In an interview in Germany’s Bild am Sonntag, the country’s Development Minister, Gerd Müller, says:

The people fleeing hunger, misery, violence, and because they see no future for themselves and their families. But we live in a globalized world. We can not build fences around Germany and Europe. When people suffer, they will come. … The biggest refugee movements are ahead: Africa’s population will double in the coming decades.

Und:

Only ten per cent of the refugee flow from Syria and Iraq has reached us. Eight to 10 million are still on their way. Those who come to us now, for several years sat in the tent cities, basements or goat stables without water and electricity. It is shameful that the international community is not able to ensure the survival on the spot.

Und:

We need a reduction. One million, like last year, we cannot successfully integrate. At the same time we have to assume our responsibility in the world in another dimension, as we do that so far all in Europe. We have built our prosperity on the back of the developing countries. That will not do any longer. These tensions are discharged.Then do not care what we define here. The people are not going to ask if they can come.

Read the whole thing.  I invite German speakers to offer a better translation from the original; I’ve cleaned up Google Translate’s version somewhat, but as I don’t speak German, it is likely that I made some errors.

So, what do you think? The German government minister says that there is no way to stop the human tidal wave about to sweep over Europe, and besides, Europe has it coming because Europeans have allegedly gotten rich by exploiting the Third World. “The people are not going to ask if they can come,” says the humanitarian. So Germany, and Europe, have no moral right to assert control over their borders, to say who can and who cannot enter into their community? This is a shocking statement from a senior official of any government: that the borders must remain open. That Europe is supposed to commit civilizational suicide in reparation for its capitalist crimes.

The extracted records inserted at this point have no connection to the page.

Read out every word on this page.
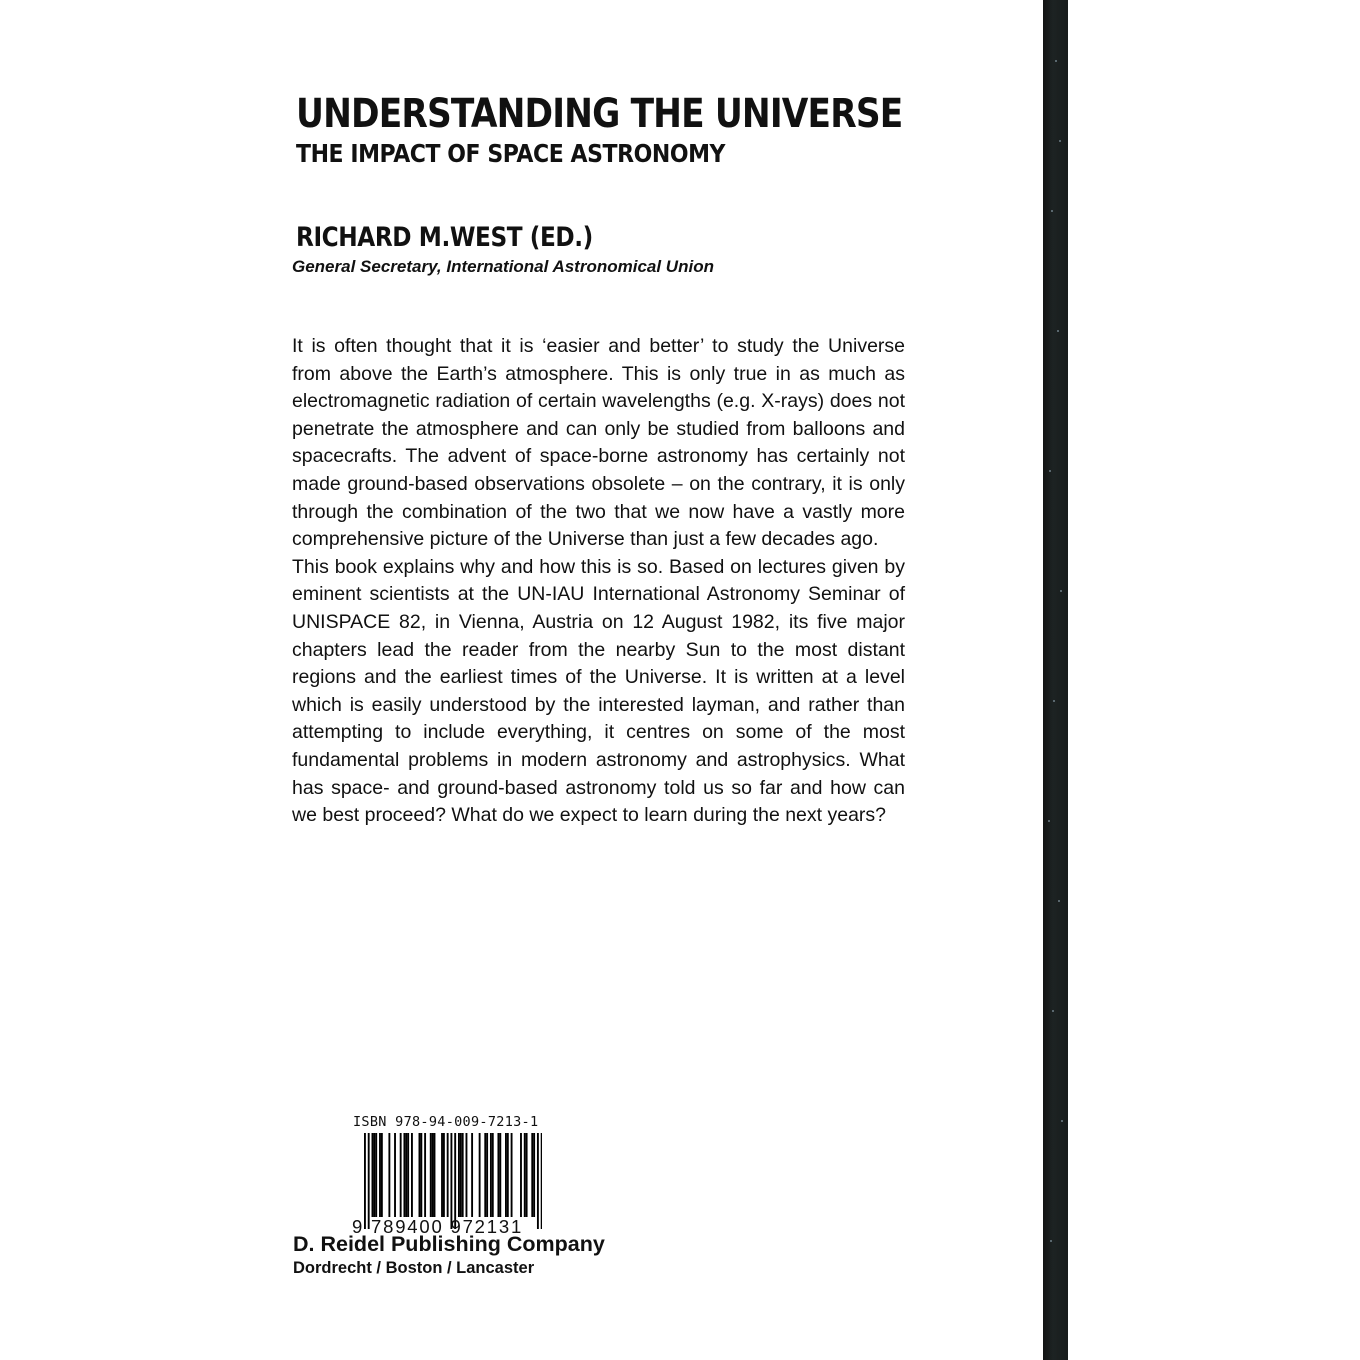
UNDERSTANDING THE UNIVERSE
THE IMPACT OF SPACE ASTRONOMY
RICHARD M.WEST (ED.)

General Secretary, International Astronomical Union

It is often thought that it is ‘easier and better’ to study the Universe from above the Earth’s atmosphere. This is only true in as much as electromagnetic radiation of certain wavelengths (e.g. X-rays) does not penetrate the atmosphere and can only be studied from balloons and spacecrafts. The advent of space-borne astronomy has certainly not made ground-based observations obsolete – on the contrary, it is only through the combination of the two that we now have a vastly more comprehensive picture of the Universe than just a few decades ago.

This book explains why and how this is so. Based on lectures given by eminent scientists at the UN-IAU International Astronomy Seminar of UNISPACE 82, in Vienna, Austria on 12 August 1982, its five major chapters lead the reader from the nearby Sun to the most distant regions and the earliest times of the Universe. It is written at a level which is easily understood by the interested layman, and rather than attempting to include everything, it centres on some of the most fundamental problems in modern astronomy and astrophysics. What has space- and ground-based astronomy told us so far and how can we best proceed? What do we expect to learn during the next years?

ISBN 978-94-009-7213-1
9 789400 972131

D. Reidel Publishing Company

Dordrecht / Boston / Lancaster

It’s straight out of The Camp of the Saints. It really is. It is astonishing. We are watching something of world-historical importance unfold. An entire civilization is being invaded by an army with no weapons but their poverty and their desire, and the civilization’s leaders are surrendering without a fight. Perhaps they believe they have nothing to fight for.

I read The Camp of the Saints last year, and blogged about it. ‘memba this?:

Accepting Third World migrants as an act of redemption. That is one of the main themes of Jean Raspail’s 1973 novel The Camp of the Saints, which I finished reading this weekend. … Even a bad book may have something valuable to say to us. This is true of The Camp of the Saints. One aspect of the novel that I can’t shake off, though, is Raspail’s portrait of the migrants as not giving a damn about European civilization. It’s nothing personal; rather, they don’t believe they are coming to Europe as beggars who ought to be grateful for charity, but move as a mass that believes it is entitled to what the Europeans have. Europeans, by contrast, are, in the book, the ones who agonize over their civilization, whether it is worth defending, and what it means to be truly Western. The leaders in Camp of the Saints are not consciously surrendering, but rather they mask their cultural surrender with humanitarianism. They think that by flinging their doors open to the Third World masses, they are being good Westerners.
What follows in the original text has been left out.